Contribution of agricultural liming to riverine bicarbonate export and CO2 sequestration in the Ohio River basin

[ 1] Chemical weathering of silicates and carbonates is essential in the global cycles of many elements, including carbon. Chemical weathering affects regional and global carbon budgets through the export of bicarbonate, much of which can originate from the atmosphere. Agricultural practices may accelerate chemical weathering from the Mississippi River basin directly or indirectly. Here we investigated one of the direct effects of agricultural practices, liming, on stream bicarbonate export and the carbon budget of agricultural systems.

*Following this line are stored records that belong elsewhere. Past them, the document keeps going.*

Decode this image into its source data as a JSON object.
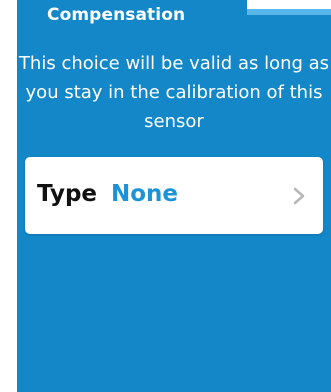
{
  "header": {
    "title": "Compensation"
  },
  "content": {
    "description": "This choice will be valid as long as you stay in the calibration of this sensor"
  },
  "type_setting": {
    "label": "Type",
    "value": "None"
  },
  "icons": {
    "chevron": "chevron-right-icon"
  },
  "colors": {
    "panel": "#1487c8",
    "accent": "#1c93d6",
    "card": "#ffffff"
  }
}
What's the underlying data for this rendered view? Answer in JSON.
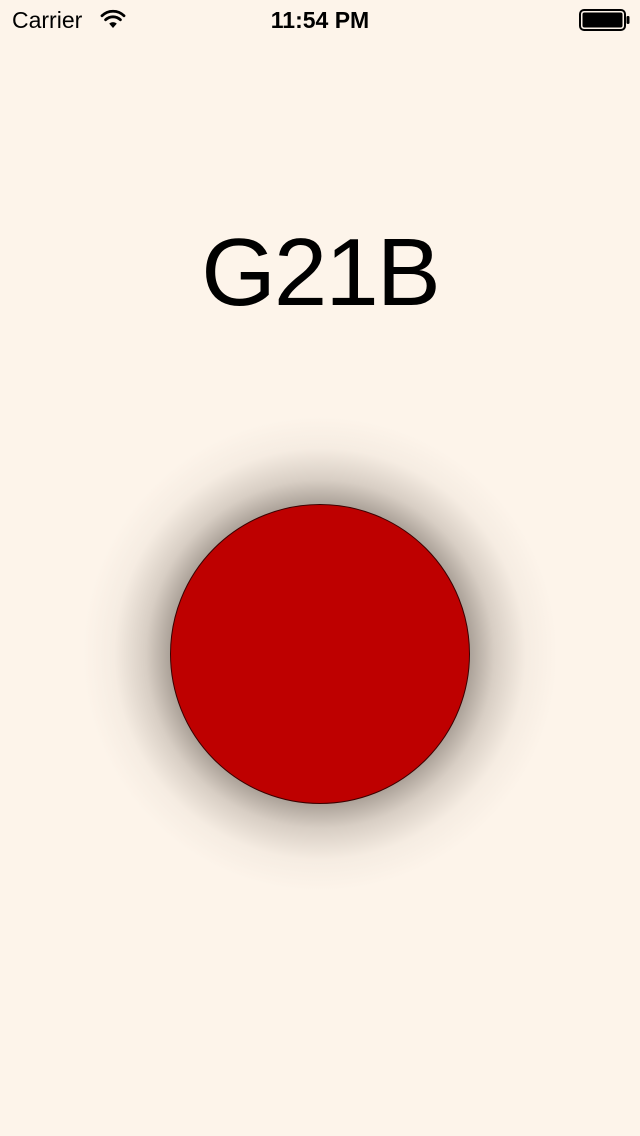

Using geographic information systems (GIS) layers extracted from various sources such as USGS National Land Cover Data set, U. S. Census of Agriculture data, USGS water data, NADP atmospheric acid deposition data, and NASS-USDA crop production data, we estimated the contributions of liming inputs on both the riverine bicarbonate export and atmospheric CO2 sequestration for a subset of agricultural and forested watersheds within the Ohio River basin. Liming rates have slightly decreased from 23.6 to 19.4 g CaCO3 m(-2) cropland yr(-1) from 1954 - 1970 to 1971 - 1987 in six highly agricultural watersheds. The largest decrease was observed in watersheds located in the state of Ohio while a slight increase was observed in watersheds located in the state of Illinois where agricultural practices are the most intense. An average of 21.1 and 22.4 g CaCO3 m(-2) yr(-1) were applied to the two most highly agricultural watersheds (91% agricultural in 1992) located in the state of Illinois during 1954 - 1970 and 1971 - 1987, respectively. Using a calcium mass balance, we estimated that 29% of the total riverine bicarbonate export from the two most agricultural watersheds was by liming and thus liming is important to the cation/anion balance and buffering capacity of streams. The on-site net atmospheric C sequestration by liming from the two most agricultural watersheds was estimated to be 0.95 g C m(-2) yr(-1). However, considering 0.85 g C m(-2) yr(-1) is estimated to be released as CO2 during the production, transport, and spreading of lime, liming as a C sequestration strategy is not attractive.